Elevators: Portals or Transporters?

inside elevator

I have always harbored an intense dislike and distrust of elevators. Prince dying alone in one this week isn’t helping my predisposition.

I have oft felt alone in my leery unease on the subject of elevators. I have spent a lifetime avoiding elevators at every possible turn. I have quit jobs to avoid them, I have changed doctors to avoid them, and when forced to enter one, I go to great lengths to make sure I am never in one entirely alone. I stalk friendly faces and law enforcement as I smile and politely inquire if they are going to such and such floor?

Elevators…I hate their looks. I hate their doors. I hate their shiny, brassy rectangular shape. I hate the slit in their doors that slides open and snaps shut at their will, forcing you to move fast in or out. (Who decided this soulless machine gets to determine how fast I move? Who gave it permission to make me hop in or jump out?)

I especially distrust the seemingly benign opening of their doors, that deceitful invitation to step in and hand over your entire control. I distrust the interior of this up-and-down, unpredictable beast that swallows you whole, body and soul, until when and if it decides to spit you back out where you hope to go.

Finally, I hate the awkward interior etiquette of the passengers (prisoners?). I hate the mindless chatter (guilty) or the cold silence (tomb-esque) that’s different with every ride. I hate getting squished by the same types of pushy-doos who park their giant vehicles four inches from your front seat. I hate that I am generally half as tall as any of the inhabitants.
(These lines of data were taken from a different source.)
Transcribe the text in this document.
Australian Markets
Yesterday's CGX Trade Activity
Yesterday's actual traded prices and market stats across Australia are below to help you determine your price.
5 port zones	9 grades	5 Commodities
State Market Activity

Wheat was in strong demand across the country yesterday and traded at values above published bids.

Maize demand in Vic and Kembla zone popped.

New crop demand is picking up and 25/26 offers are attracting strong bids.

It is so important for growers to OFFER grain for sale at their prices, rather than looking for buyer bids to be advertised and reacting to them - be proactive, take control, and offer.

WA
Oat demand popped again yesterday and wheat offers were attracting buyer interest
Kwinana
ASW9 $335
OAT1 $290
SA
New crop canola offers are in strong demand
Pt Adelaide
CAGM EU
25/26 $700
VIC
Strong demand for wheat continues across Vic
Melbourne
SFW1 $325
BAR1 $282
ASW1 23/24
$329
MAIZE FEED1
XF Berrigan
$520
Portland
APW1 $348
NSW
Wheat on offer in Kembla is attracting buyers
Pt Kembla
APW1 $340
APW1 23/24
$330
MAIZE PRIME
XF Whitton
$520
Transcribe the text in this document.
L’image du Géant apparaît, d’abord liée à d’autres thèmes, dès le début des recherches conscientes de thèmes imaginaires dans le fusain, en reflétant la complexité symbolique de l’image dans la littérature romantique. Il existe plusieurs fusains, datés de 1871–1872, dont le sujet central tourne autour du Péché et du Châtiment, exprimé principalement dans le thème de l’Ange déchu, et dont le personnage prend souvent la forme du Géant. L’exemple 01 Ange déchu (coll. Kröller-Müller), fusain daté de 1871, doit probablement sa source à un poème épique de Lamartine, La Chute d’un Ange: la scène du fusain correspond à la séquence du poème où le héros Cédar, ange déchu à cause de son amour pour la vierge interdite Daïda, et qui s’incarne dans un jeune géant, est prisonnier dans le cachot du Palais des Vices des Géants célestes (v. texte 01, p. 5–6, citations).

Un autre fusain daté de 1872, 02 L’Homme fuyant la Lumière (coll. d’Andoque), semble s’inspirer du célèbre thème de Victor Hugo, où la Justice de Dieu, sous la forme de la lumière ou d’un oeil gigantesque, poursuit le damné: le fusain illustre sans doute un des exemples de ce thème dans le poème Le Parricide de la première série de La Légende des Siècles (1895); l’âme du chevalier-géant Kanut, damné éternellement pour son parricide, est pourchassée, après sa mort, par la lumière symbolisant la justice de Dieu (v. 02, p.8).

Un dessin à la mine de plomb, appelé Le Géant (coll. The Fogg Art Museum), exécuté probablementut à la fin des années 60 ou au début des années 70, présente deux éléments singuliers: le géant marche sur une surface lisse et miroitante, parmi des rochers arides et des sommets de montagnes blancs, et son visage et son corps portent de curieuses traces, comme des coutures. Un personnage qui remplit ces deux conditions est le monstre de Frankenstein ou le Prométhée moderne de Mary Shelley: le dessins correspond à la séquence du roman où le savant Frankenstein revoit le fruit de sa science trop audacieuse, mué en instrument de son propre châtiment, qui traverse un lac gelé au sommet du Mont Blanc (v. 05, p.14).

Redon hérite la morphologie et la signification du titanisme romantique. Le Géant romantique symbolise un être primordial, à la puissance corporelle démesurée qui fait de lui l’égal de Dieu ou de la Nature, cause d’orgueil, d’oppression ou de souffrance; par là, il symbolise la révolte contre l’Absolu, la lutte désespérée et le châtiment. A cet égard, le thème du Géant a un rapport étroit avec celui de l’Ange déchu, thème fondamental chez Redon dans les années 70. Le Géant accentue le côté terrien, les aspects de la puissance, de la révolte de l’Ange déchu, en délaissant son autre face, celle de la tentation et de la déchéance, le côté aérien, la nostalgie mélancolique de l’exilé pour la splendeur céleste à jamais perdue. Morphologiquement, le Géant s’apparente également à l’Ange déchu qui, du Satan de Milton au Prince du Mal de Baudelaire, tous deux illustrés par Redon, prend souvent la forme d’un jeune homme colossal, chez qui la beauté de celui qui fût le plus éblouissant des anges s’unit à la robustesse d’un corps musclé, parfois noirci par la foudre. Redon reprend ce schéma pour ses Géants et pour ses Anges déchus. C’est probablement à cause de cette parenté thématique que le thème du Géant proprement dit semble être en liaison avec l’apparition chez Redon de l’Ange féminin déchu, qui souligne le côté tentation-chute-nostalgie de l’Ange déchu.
But you know what makes me the most uneasy about elevators? It is their ability to transport people and cargo to seemingly other worlds. They aren’t transporters. They are portals. They take you to worlds you don’t even know exist until you get there. It makes me uneasy to look up at a 10, 20, 50 story building and know that there is a different world, a different reality, a different dimension, a different life, on each floor, in each room, in every nook and cranny within these giant steel encasements. There are thousands of people, of critters, of insects, all living their existences in their elevated worlds.

I recently served eight days on a jury for a case on the 17th floor. I somehow faced my fears and got up and down, several times a day. (The source and nature of this bravery will be a subject for another day. Suffice it to say I believe I was intended to be there.) My fears and anxieties were lit on fifty cylinders. But what I could not fathom was what a completely and utterly different reality transpired within our section of our floor of our building, how it so differed from those folks who scurried on the ground, on the streets, in the cars as they entered and exited the city.

Like many, I am missing Prince with an ache that leaves me hurting. But I am especially sad that he died alone in what I view as a limbo of sorts, an elevator, a non-place. But what do I know? It is my prayer and my belief that those shinny, brassy doors flew open for him to enter the next world. His Final Elevator, his Portal, took him from here to There. God speed, my friend.